Saturday, December 24, 2011

Merry Christmas Eve

Oh the excitement in this house today...I wish every home could have this much joy! The children all had another sleepover in the playroom (cutest thing ever) and this morning they were all so eager to tell us that today is Christmas Eve! We (me...untraditional mama...) have become a family of traditions and there's no way out ;) The kids remind us of all the fun family traditions we have and ... they are special. Today Daddy made us brunch. Woah...we'll take that tradition any time...! ;) He made a big egg casserole and we can't eat it without thinking of his mom. Dec. 22 was 4 years since that day when we watched Mom / Grandma take her last breath. What a surreal moment... it all happened so fast. We couldn't even get our sleepless minds around what was happening...and then it happened. And we were left dumbfounded, stunned...and yet with peace. Mom was spending Christmas with Jesus...her first of many. We talk about her often...we don't even want our children to forget who she was and how much she loved them all. We know she would be completely over the moon with Chazano and Zunduka....and Zihao and Taizi. She never met Azahria...and of course Izrael. I had only announced a little baby girl was on the way 2 days before Mom passed away...she loved her grandkids. Tirzah (just 4 years at the time) still talks about putting a rose on Grandma's white coffin at the funeral...and Zion talks about different memories he has as well (he was 2.5).

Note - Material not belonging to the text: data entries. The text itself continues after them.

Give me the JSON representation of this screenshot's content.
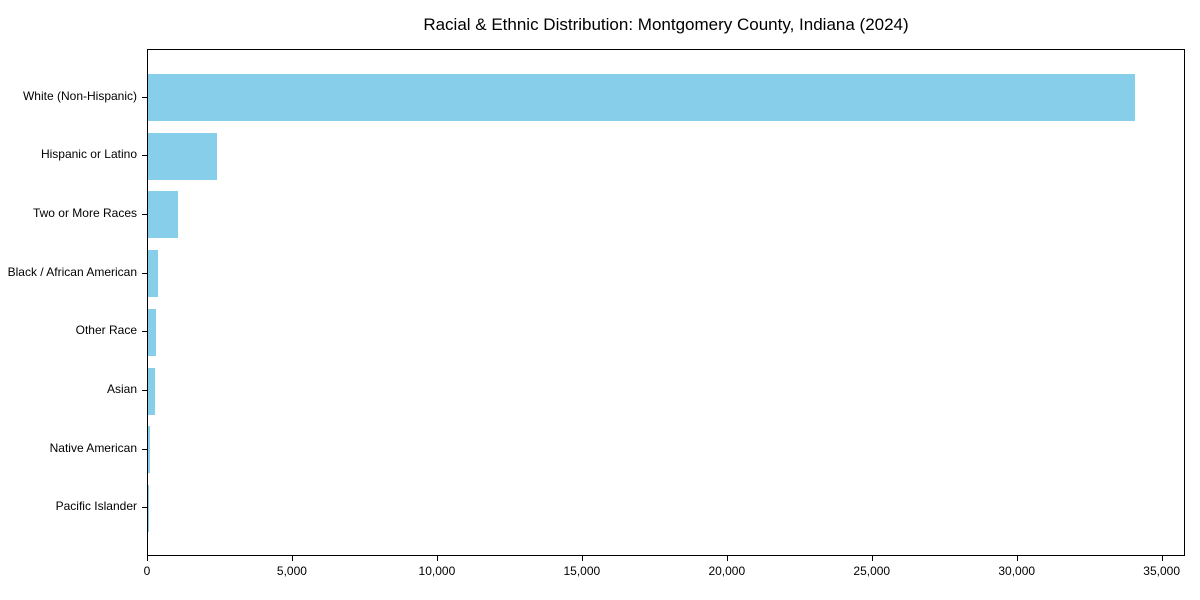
{
  "chart_data": {
    "type": "bar",
    "orientation": "horizontal",
    "title": "Racial & Ethnic Distribution: Montgomery County, Indiana (2024)",
    "categories": [
      "White (Non-Hispanic)",
      "Hispanic or Latino",
      "Two or More Races",
      "Black / African American",
      "Other Race",
      "Asian",
      "Native American",
      "Pacific Islander"
    ],
    "values": [
      34100,
      2400,
      1050,
      350,
      290,
      250,
      60,
      10
    ],
    "xlabel": "",
    "ylabel": "",
    "xlim": [
      0,
      35805
    ],
    "xticks": [
      0,
      5000,
      10000,
      15000,
      20000,
      25000,
      30000,
      35000
    ],
    "grid": false,
    "legend": false,
    "bar_color": "#87ceeb",
    "background_color": "#ffffff",
    "frame_color": "#000000"
  }
}
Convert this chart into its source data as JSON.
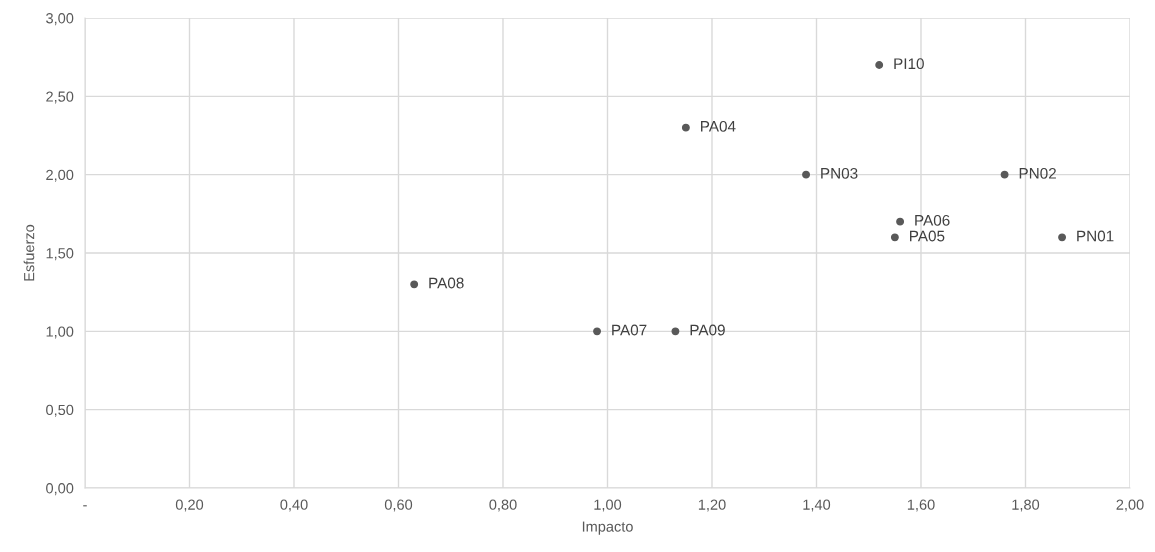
{
  "chart_data": {
    "type": "scatter",
    "xlabel": "Impacto",
    "ylabel": "Esfuerzo",
    "x": [
      1.52,
      1.15,
      1.38,
      1.76,
      1.56,
      1.55,
      1.87,
      0.63,
      0.98,
      1.13
    ],
    "series": [
      {
        "color": "#595959",
        "values": [
          2.7,
          2.3,
          2.0,
          2.0,
          1.7,
          1.6,
          1.6,
          1.3,
          1.0,
          1.0
        ]
      }
    ],
    "annotations": [
      {
        "text": "PI10",
        "x": 1.52,
        "y": 2.7
      },
      {
        "text": "PA04",
        "x": 1.15,
        "y": 2.3
      },
      {
        "text": "PN03",
        "x": 1.38,
        "y": 2.0
      },
      {
        "text": "PN02",
        "x": 1.76,
        "y": 2.0
      },
      {
        "text": "PA06",
        "x": 1.56,
        "y": 1.7
      },
      {
        "text": "PA05",
        "x": 1.55,
        "y": 1.6
      },
      {
        "text": "PN01",
        "x": 1.87,
        "y": 1.6
      },
      {
        "text": "PA08",
        "x": 0.63,
        "y": 1.3
      },
      {
        "text": "PA07",
        "x": 0.98,
        "y": 1.0
      },
      {
        "text": "PA09",
        "x": 1.13,
        "y": 1.0
      }
    ],
    "xlim": [
      0,
      2
    ],
    "xticks": [
      {
        "value": 0,
        "label": "-"
      },
      {
        "value": 0.2,
        "label": "0,20"
      },
      {
        "value": 0.4,
        "label": "0,40"
      },
      {
        "value": 0.6,
        "label": "0,60"
      },
      {
        "value": 0.8,
        "label": "0,80"
      },
      {
        "value": 1.0,
        "label": "1,00"
      },
      {
        "value": 1.2,
        "label": "1,20"
      },
      {
        "value": 1.4,
        "label": "1,40"
      },
      {
        "value": 1.6,
        "label": "1,60"
      },
      {
        "value": 1.8,
        "label": "1,80"
      },
      {
        "value": 2.0,
        "label": "2,00"
      }
    ],
    "ylim": [
      0,
      3
    ],
    "yticks": [
      {
        "value": 0,
        "label": "0,00"
      },
      {
        "value": 0.5,
        "label": "0,50"
      },
      {
        "value": 1.0,
        "label": "1,00"
      },
      {
        "value": 1.5,
        "label": "1,50"
      },
      {
        "value": 2.0,
        "label": "2,00"
      },
      {
        "value": 2.5,
        "label": "2,50"
      },
      {
        "value": 3.0,
        "label": "3,00"
      }
    ],
    "grid": true,
    "marker": "circle",
    "legend": false
  }
}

Today we are watching Herbie...yes...Herbie. I reluctantly gave in...and reluctantly laughed. A lot. ;)

Tonight the tradition of a chocolate fondue DINNER (yes...dinner). Tirzah is so excited about this ... we have marshmellows, strawberries, pineapple, bananas, cheesecake...

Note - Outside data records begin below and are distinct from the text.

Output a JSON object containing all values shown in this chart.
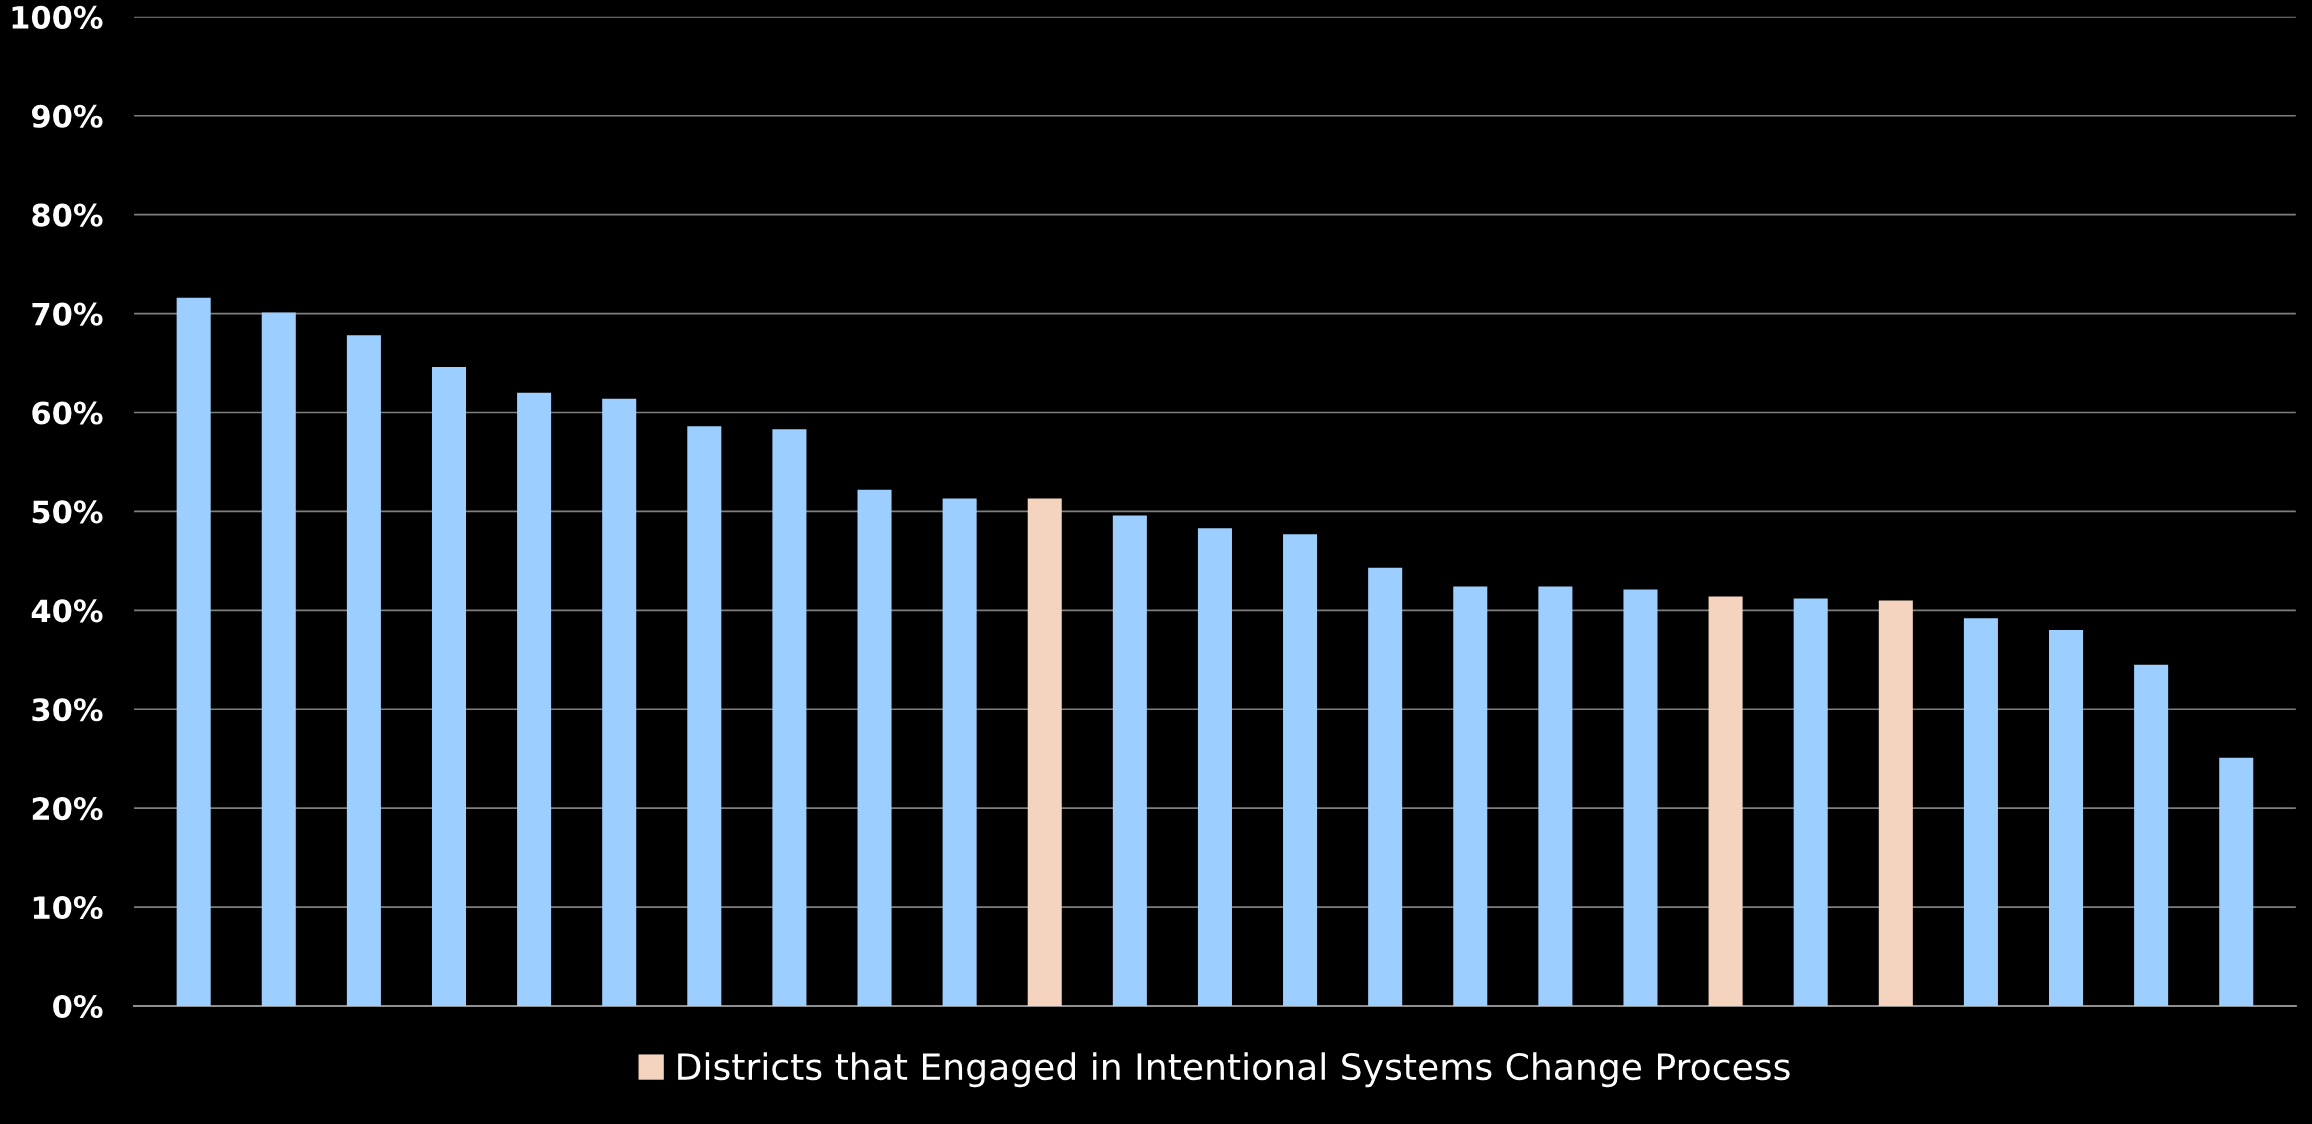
{
  "chart_data": {
    "type": "bar",
    "categories": [
      null,
      null,
      null,
      null,
      null,
      null,
      null,
      null,
      null,
      null,
      null,
      null,
      null,
      null,
      null,
      null,
      null,
      null,
      null,
      null,
      null,
      null,
      null,
      null,
      null
    ],
    "series": [
      {
        "color": "#9ccfff",
        "values": [
          71.6,
          70.1,
          67.8,
          64.6,
          62.0,
          61.4,
          58.6,
          58.3,
          52.2,
          51.3,
          null,
          49.6,
          48.3,
          47.7,
          44.3,
          42.4,
          42.4,
          42.1,
          null,
          41.2,
          null,
          39.2,
          38.0,
          34.5,
          25.1
        ]
      },
      {
        "name": "Districts that Engaged in Intentional Systems Change Process",
        "color": "#f5d4bf",
        "values": [
          null,
          null,
          null,
          null,
          null,
          null,
          null,
          null,
          null,
          null,
          51.3,
          null,
          null,
          null,
          null,
          null,
          null,
          null,
          41.4,
          null,
          41.0,
          null,
          null,
          null,
          null
        ]
      }
    ],
    "ylim": [
      0,
      100
    ],
    "yticks": [
      {
        "value": 0,
        "label": "0%"
      },
      {
        "value": 10,
        "label": "10%"
      },
      {
        "value": 20,
        "label": "20%"
      },
      {
        "value": 30,
        "label": "30%"
      },
      {
        "value": 40,
        "label": "40%"
      },
      {
        "value": 50,
        "label": "50%"
      },
      {
        "value": 60,
        "label": "60%"
      },
      {
        "value": 70,
        "label": "70%"
      },
      {
        "value": 80,
        "label": "80%"
      },
      {
        "value": 90,
        "label": "90%"
      },
      {
        "value": 100,
        "label": "100%"
      }
    ],
    "grid": "y",
    "legend": "bottom"
  }
}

And then the opening of Christmas Eve Jammies ;)

Christmas day is like a Procopio Christmas day. Yes...I guess I secretly liked the scheduled form of the day growing up. Breakfast...clean up the kitchen...THEN sit down together and open presents. It's usually about 10-11am before we start.

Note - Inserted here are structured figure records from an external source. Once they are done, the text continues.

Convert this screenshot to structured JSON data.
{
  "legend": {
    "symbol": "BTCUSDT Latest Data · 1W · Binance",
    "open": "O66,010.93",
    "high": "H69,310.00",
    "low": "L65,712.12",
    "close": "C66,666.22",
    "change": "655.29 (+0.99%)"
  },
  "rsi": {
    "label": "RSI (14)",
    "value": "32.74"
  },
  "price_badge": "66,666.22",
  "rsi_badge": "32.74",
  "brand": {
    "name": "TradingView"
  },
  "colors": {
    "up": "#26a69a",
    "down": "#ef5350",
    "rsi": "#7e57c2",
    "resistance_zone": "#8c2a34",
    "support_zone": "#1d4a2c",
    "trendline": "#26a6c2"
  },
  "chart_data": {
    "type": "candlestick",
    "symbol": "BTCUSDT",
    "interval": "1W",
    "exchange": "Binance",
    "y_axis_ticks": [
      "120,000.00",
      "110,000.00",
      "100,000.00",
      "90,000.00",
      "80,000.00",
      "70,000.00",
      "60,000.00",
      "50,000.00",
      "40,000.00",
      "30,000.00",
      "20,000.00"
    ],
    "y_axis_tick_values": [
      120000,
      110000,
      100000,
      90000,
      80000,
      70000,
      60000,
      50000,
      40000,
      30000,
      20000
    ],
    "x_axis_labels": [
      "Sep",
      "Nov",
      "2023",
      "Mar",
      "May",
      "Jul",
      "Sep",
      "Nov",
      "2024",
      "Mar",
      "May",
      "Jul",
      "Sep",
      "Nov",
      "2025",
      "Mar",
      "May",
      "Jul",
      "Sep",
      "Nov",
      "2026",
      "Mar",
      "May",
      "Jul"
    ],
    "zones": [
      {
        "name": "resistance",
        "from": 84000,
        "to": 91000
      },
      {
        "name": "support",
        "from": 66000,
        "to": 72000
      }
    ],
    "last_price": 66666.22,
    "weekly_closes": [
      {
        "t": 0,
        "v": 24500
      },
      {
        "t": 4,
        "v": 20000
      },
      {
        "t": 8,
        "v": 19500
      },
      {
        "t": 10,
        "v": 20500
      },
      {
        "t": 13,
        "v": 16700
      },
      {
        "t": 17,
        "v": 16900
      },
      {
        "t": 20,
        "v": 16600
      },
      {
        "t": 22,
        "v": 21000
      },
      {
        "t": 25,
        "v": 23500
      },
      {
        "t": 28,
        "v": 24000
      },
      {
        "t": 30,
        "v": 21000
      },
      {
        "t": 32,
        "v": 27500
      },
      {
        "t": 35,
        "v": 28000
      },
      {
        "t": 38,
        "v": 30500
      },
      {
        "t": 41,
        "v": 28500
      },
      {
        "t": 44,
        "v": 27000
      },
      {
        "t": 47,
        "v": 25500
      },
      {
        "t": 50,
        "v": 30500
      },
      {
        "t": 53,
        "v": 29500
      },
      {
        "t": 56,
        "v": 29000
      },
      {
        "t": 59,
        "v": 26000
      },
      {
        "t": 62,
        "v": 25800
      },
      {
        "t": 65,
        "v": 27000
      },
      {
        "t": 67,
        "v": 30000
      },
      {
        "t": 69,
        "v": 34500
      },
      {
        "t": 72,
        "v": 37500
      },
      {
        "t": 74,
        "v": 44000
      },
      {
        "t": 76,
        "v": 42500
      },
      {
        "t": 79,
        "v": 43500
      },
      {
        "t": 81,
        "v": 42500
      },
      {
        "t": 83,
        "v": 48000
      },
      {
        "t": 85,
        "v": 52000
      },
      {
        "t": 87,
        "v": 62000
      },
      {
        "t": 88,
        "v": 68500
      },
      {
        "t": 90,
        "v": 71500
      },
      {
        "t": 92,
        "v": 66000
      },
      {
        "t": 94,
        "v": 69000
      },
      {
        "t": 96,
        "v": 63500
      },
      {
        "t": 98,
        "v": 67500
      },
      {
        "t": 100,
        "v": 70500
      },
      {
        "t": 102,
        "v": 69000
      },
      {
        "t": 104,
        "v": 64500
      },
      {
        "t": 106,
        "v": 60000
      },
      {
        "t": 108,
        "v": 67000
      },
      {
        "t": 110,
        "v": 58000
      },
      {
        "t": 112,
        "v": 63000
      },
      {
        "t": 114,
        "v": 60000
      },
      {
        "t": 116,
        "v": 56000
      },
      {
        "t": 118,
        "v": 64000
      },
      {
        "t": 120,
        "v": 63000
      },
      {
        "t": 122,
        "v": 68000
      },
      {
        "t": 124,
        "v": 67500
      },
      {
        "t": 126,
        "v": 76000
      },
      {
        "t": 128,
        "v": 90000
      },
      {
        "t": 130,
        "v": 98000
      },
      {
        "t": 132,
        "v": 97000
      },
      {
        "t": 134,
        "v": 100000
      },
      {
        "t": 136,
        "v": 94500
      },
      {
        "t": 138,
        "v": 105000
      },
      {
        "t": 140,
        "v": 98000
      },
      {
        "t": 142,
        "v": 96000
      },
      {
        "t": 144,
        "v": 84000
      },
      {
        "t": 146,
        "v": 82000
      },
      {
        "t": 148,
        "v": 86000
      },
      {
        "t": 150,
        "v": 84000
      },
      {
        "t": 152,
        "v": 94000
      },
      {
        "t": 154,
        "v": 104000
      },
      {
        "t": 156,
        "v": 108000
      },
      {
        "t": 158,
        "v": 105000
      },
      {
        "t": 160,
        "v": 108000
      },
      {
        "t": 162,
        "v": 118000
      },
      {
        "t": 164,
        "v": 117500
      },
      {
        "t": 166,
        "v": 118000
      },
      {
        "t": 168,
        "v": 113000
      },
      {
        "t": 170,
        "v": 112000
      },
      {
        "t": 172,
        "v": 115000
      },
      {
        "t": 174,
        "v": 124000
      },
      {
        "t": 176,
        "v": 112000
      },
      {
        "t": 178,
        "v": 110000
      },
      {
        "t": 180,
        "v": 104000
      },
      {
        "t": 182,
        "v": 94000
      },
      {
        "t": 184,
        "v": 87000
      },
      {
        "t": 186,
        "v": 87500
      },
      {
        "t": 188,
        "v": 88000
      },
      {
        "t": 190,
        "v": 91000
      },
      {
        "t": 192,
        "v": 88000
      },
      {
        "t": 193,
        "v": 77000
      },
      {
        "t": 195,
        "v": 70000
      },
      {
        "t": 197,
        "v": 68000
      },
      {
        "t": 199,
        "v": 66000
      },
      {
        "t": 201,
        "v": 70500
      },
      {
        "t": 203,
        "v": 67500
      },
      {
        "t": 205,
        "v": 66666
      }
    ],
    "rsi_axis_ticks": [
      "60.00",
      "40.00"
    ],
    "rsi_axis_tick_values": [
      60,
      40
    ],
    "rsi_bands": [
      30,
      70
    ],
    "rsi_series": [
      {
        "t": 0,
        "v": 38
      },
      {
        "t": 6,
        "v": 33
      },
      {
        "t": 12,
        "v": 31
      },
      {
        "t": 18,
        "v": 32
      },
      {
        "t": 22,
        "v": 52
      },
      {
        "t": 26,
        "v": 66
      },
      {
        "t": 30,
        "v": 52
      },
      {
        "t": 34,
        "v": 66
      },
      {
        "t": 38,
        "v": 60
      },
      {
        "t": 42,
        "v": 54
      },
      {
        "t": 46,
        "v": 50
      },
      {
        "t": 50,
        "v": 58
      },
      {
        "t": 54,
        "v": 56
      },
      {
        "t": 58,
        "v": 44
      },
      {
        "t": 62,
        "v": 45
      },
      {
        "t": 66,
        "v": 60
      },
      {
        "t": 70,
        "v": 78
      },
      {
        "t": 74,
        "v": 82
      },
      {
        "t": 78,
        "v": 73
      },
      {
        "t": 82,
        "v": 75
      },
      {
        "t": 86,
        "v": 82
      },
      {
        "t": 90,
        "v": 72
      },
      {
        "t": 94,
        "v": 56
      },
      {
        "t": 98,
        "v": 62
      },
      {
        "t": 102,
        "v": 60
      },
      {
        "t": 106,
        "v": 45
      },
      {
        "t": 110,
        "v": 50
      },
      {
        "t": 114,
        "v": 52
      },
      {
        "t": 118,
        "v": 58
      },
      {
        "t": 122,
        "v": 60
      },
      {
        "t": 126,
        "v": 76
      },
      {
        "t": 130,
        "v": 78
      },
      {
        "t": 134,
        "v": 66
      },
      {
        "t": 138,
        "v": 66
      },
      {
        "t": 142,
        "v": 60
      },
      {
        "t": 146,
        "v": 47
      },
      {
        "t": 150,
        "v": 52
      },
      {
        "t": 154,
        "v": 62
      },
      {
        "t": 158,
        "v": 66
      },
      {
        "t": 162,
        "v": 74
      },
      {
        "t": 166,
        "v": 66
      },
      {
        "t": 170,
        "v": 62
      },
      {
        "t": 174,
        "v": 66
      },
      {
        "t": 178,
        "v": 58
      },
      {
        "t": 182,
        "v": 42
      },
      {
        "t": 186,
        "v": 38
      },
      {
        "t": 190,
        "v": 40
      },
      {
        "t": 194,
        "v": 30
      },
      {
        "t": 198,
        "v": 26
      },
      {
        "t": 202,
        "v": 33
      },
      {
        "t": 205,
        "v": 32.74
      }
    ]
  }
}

Christmas. It actually gives me chills when I put myself back in time and imagine hearing the news that Mary's child was born...Jesus...God became man. Time literally stood still...Heaven stood still...and watched...as the Creator became one of us...the created. Out of the darkness....Light. Out of the gloom...Hope. Promise was born that day.

Merry Christmas. I... am so glad ... He came. If He wasn't born...He couldn't have died. If He didn't die...I would be without Hope. Because He died...I am free.